Может быть, это новое, совершенно непредвиденное сопротивление обстоятельств только подстёгивает его, как всегда бывает с натурами сильными. Михаил Афанасьевич хватается за новый сюжет и тут же сообщает об этом Асафьеву, чтобы тот подтвердил готовность писать о Петре. Асафьев, такой же измученный, только более слабый и с большей лёгкостью поддающийся панике человек, не медлит с ответом ни дня, потому что жаждет Петра как спасенья: “Насчёт “Петра” не только не остыл, но безумно рад Вашему известию и готов взяться за работу в любой момент: Урывками, правда, но часто, всё время, когда есть свободные часы, заглядываю в материалы по “Петру”, пособрав их у себя порядком, поэтому я в “курсе дела”. Значит, если Вы, милый, чуткий и добрый человек, хотите своё либретто ещё раз мне — мне, не только как мне, но и отверженному композитору, на которого гневается музыкальный Юпитер... я могу только от всей души Вас благодарить. Только большая серьёзная волнующая меня работа может поднять меня из состояния глубокой грусти, в какое меня загнали...”

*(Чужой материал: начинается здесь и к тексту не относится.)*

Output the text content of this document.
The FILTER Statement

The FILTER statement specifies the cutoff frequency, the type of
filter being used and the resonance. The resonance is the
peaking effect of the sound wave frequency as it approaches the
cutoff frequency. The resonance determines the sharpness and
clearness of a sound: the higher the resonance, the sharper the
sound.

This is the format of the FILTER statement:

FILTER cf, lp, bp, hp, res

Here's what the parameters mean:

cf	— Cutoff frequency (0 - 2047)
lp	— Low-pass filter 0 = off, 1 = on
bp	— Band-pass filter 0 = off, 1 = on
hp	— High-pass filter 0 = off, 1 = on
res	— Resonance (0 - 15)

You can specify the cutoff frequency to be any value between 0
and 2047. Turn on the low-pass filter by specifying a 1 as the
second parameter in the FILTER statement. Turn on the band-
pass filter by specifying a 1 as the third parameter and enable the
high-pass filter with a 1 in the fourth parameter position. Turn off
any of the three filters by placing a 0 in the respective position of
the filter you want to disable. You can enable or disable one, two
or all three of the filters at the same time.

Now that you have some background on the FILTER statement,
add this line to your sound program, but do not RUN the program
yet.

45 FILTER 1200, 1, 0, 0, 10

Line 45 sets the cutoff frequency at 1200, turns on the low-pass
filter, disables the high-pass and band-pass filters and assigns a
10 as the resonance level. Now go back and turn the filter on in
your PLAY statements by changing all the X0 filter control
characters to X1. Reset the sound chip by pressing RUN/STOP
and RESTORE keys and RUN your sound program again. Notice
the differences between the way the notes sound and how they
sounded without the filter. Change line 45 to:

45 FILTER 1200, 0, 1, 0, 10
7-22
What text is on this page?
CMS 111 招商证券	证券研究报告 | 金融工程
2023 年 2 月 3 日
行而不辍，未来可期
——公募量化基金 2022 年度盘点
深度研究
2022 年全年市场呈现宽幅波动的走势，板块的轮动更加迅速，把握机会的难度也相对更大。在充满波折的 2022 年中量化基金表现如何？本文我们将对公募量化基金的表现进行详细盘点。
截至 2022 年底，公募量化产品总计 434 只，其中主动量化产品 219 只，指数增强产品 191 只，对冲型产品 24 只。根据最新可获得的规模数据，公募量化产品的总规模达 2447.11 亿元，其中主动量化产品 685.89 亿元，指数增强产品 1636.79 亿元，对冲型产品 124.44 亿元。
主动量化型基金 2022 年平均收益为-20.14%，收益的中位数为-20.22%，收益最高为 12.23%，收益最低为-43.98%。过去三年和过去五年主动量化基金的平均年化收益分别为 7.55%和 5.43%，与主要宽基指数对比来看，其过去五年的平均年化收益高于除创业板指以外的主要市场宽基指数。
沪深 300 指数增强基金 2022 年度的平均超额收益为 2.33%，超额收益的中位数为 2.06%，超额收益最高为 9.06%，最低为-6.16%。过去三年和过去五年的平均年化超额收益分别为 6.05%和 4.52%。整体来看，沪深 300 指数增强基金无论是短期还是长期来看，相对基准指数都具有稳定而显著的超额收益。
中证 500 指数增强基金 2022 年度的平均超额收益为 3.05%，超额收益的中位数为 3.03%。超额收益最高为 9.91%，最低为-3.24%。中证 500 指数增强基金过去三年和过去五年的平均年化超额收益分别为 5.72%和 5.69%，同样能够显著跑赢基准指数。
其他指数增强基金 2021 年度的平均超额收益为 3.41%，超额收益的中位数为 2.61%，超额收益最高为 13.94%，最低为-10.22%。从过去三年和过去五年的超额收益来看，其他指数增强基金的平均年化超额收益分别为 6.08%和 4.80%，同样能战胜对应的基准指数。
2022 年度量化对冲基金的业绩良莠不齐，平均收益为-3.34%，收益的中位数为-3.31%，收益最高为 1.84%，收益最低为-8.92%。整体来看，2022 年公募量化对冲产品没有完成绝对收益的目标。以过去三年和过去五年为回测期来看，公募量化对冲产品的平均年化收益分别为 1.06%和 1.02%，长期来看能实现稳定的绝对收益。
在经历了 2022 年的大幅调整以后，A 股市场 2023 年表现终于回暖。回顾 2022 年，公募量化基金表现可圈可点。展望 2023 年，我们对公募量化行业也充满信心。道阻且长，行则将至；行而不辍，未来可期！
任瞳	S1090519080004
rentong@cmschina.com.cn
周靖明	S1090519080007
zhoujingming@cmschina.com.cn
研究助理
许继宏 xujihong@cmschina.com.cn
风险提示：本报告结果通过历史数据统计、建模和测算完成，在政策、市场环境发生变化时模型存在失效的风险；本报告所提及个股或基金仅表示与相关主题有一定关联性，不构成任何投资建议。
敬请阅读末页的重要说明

Вновь спустя несколько дней напоминает ему:
“Как “Пётр”? Право, я в состоянии обогнать всех. Техника у меня теперь после адовой борьбы за “Партизанские дни” стала ещё надёжнее, ну, а силы как-нибудь найду...”
Михаил Афанасьевич работает напряжённо и быстро, не жалея себя. Заканчивает “Петра”. Мог ли он сначала отправить либретто Асафьеву и дожидаться, пока композитор его замысел переложит на музыку? Обстоятельства ли за горло держат его? Побуждает ли его осторожность? Возникает ли какой-нибудь очень тонкий расчёт? Обо всём этом нынче можно только гадать. Он передаёт либретто дирекции Большого театра, и вокруг него начинается та же, давно знакомая отвратительная возня, о которой Асафьева он извещает во второй день октября:
“Дорогой Борис Владимирович, извините, что на машинке. Простудился, валяюсь, диктую. Не писал Вам до сих пор по той причине, что до самого последнего времени не знал, что, собственно, будет с моим “Петром”. А тут ещё внезапно навалилась проходная срочная работа, которая съела у меня последние дни. Начну с конца: “Петра” моего уже нету, то есть либретто-то лежит передо мной переписанное, но толку от этого, как говорится, чуть. А теперь по порядку: закончив работу, я один экземпляр сдал в Большой, а другой послал Керженцеву для ускорения дела. Керженцев прислал мне критический разбор работы в десяти пунктах. О них можно сказать, главным образом, что они чрезвычайно трудны для выполнения и, во всяком случае, означают, что всю работу надо делать с самого начала заново, вновь с головою погружаясь в исторический материал. Керженцев прямо пишет, что нужна ещё очень большая работа и что сделанное мною, это только “самое первое приближение к теме”. Теперь нахожусь на распутье. Переделывать ли, не переделывать ли, браться ли за что-нибудь другое или бросить всё? Вероятно, необходимость заставит переделывать, но добьюсь ли я удачи, никак не ручаюсь. Со многим, что говорил Пашаев, прочитавший либретто, я согласен. Есть недостатки чисто оперного порядка. Но, полагаю, выправимые. А вот всё дело в керженцевских пунктах. Теперь относительно композитора. Театр мне сказал, что я должен сделать либретто, а вопрос о выборе композитора — дело Комитета и театра. Со всею убедительностью, какая мне доступна, я сказал о том, насколько было бы желательно, чтобы оперу делали Вы. Это всё, что я мог сделать...”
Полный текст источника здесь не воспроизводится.